In a new study of more than 50,000 Korean adolescents, those who used a smartphone for more than 4 hours per day had higher rates of adverse mental health and substance use. Read the study design and findings in our Research Highlight summary below or check out the full article in PLOS ONE. 


This research explores the impact of using smart devices for more than 4 hours a day on adolescent health.
Image Credit: Porapak Apichodilok, Pexels, CC0

Prior research has shown that smartphone use among adolescents has increased in recent years, and that this usage may be associated with higher risk of adverse health—such as psychiatric disorders, sleep issues, eye-related problems, and musculoskeletal disorders. However, growing evidence suggests that at least some daily internet usage may be associated with better physical and mental health for adolescents.

Study Design

To deepen understanding of the relationship between adolescents’ use of smartphones and health, Jin-Hwa Moon and Jong Ho Cha of Hanyang University Medical Center, Korea, and colleagues analyzed data on more than 50,000 adolescent participants in the ongoing Korea Youth Risk Behavior Web-based Survey collected in 2017 and in 2020. The data included the approximate number of daily hours each participant spent on a smartphone as well as various health measures.

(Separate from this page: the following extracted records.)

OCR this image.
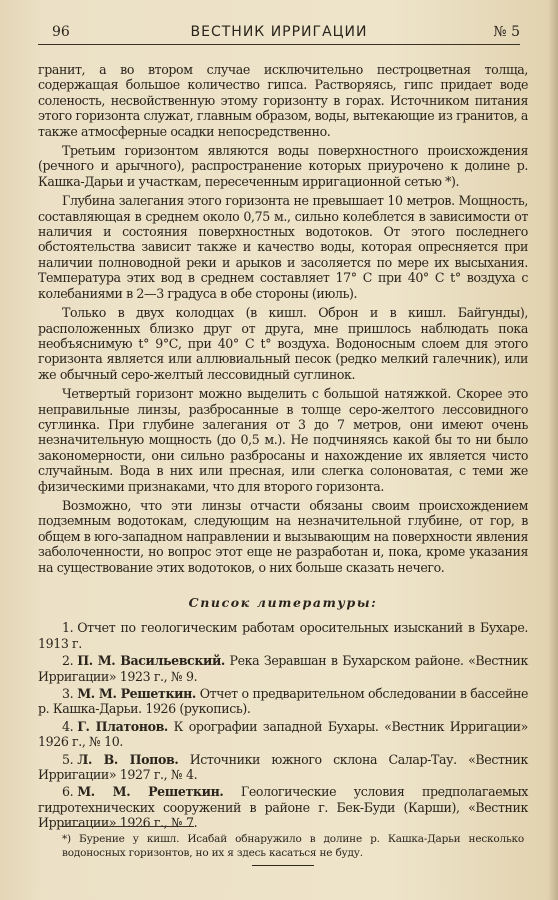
96	ВЕСТНИК ИРРИГАЦИИ	№ 5

гранит, а во втором случае исключительно пестроцветная толща, содержащая большое количество гипса. Растворяясь, гипс придает воде соленость, несвойственную этому горизонту в горах. Источником питания этого горизонта служат, главным образом, воды, вытекающие из гранитов, а также атмосферные осадки непосредственно.

Третьим горизонтом являются воды поверхностного происхождения (речного и арычного), распространение которых приурочено к долине р. Кашка-Дарьи и участкам, пересеченным ирригационной сетью *).

Глубина залегания этого горизонта не превышает 10 метров. Мощность, составляющая в среднем около 0,75 м., сильно колеблется в зависимости от наличия и состояния поверхностных водотоков. От этого последнего обстоятельства зависит также и качество воды, которая опресняется при наличии полноводной реки и арыков и засоляется по мере их высыхания. Температура этих вод в среднем составляет 17° С при 40° С t° воздуха с колебаниями в 2—3 градуса в обе стороны (июль).

Только в двух колодцах (в кишл. Оброн и в кишл. Байгунды), расположенных близко друг от друга, мне пришлось наблюдать пока необъяснимую t° 9°С, при 40° С t° воздуха. Водоносным слоем для этого горизонта является или аллювиальный песок (редко мелкий галечник), или же обычный серо-желтый лессовидный суглинок.

Четвертый горизонт можно выделить с большой натяжкой. Скорее это неправильные линзы, разбросанные в толще серо-желтого лессовидного суглинка. При глубине залегания от 3 до 7 метров, они имеют очень незначительную мощность (до 0,5 м.). Не подчиняясь какой бы то ни было закономерности, они сильно разбросаны и нахождение их является чисто случайным. Вода в них или пресная, или слегка солоноватая, с теми же физическими признаками, что для второго горизонта.

Возможно, что эти линзы отчасти обязаны своим происхождением подземным водотокам, следующим на незначительной глубине, от гор, в общем в юго-западном направлении и вызывающим на поверхности явления заболоченности, но вопрос этот еще не разработан и, пока, кроме указания на существование этих водотоков, о них больше сказать нечего.

Список литературы:
1. Отчет по геологическим работам оросительных изысканий в Бухаре. 1913 г.
2. П. М. Васильевский. Река Зеравшан в Бухарском районе. «Вестник Ирригации» 1923 г., № 9.
3. М. М. Решеткин. Отчет о предварительном обследовании в бассейне р. Кашка-Дарьи. 1926 (рукопись).
4. Г. Платонов. К орографии западной Бухары. «Вестник Ирригации» 1926 г., № 10.
5. Л. В. Попов. Источники южного склона Салар-Тау. «Вестник Ирригации» 1927 г., № 4.
6. М. М. Решеткин. Геологические условия предполагаемых гидротехнических сооружений в районе г. Бек-Буди (Карши), «Вестник Ирригации» 1926 г., № 7.
*) Бурение у кишл. Исабай обнаружило в долине р. Кашка-Дарьи несколько водоносных горизонтов, но их я здесь касаться не буду.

The statistical analysis employed propensity score matching to help account for other factors that could be linked to health outcomes, such as age, sex, and socioeconomic status.

Findings and Insights

The researchers found that in 2020, the percentage of adolescents in the study who used a smartphone more than 2 hours per day was 85.7 percent—up from 64.3 percent in 2017. Adolescents who used a smartphone for more than 4 hours per day had higher rates of stress, thoughts of suicide, and substance use than those with usage below 4 hours per day. However, adolescents that used a smartphone 1-2 hours per day encountered fewer problems than adolescents who did not use a smartphone at all.

The authors note that this study does not confirm a causal relationship between smartphone use and adverse health outcomes. Nonetheless, the findings could help inform usage guidelines for adolescents—especially if daily usage continues to rise.

The authors add: “This research shows the impact of using smart devices for more than 4 hours a day on adolescent health.”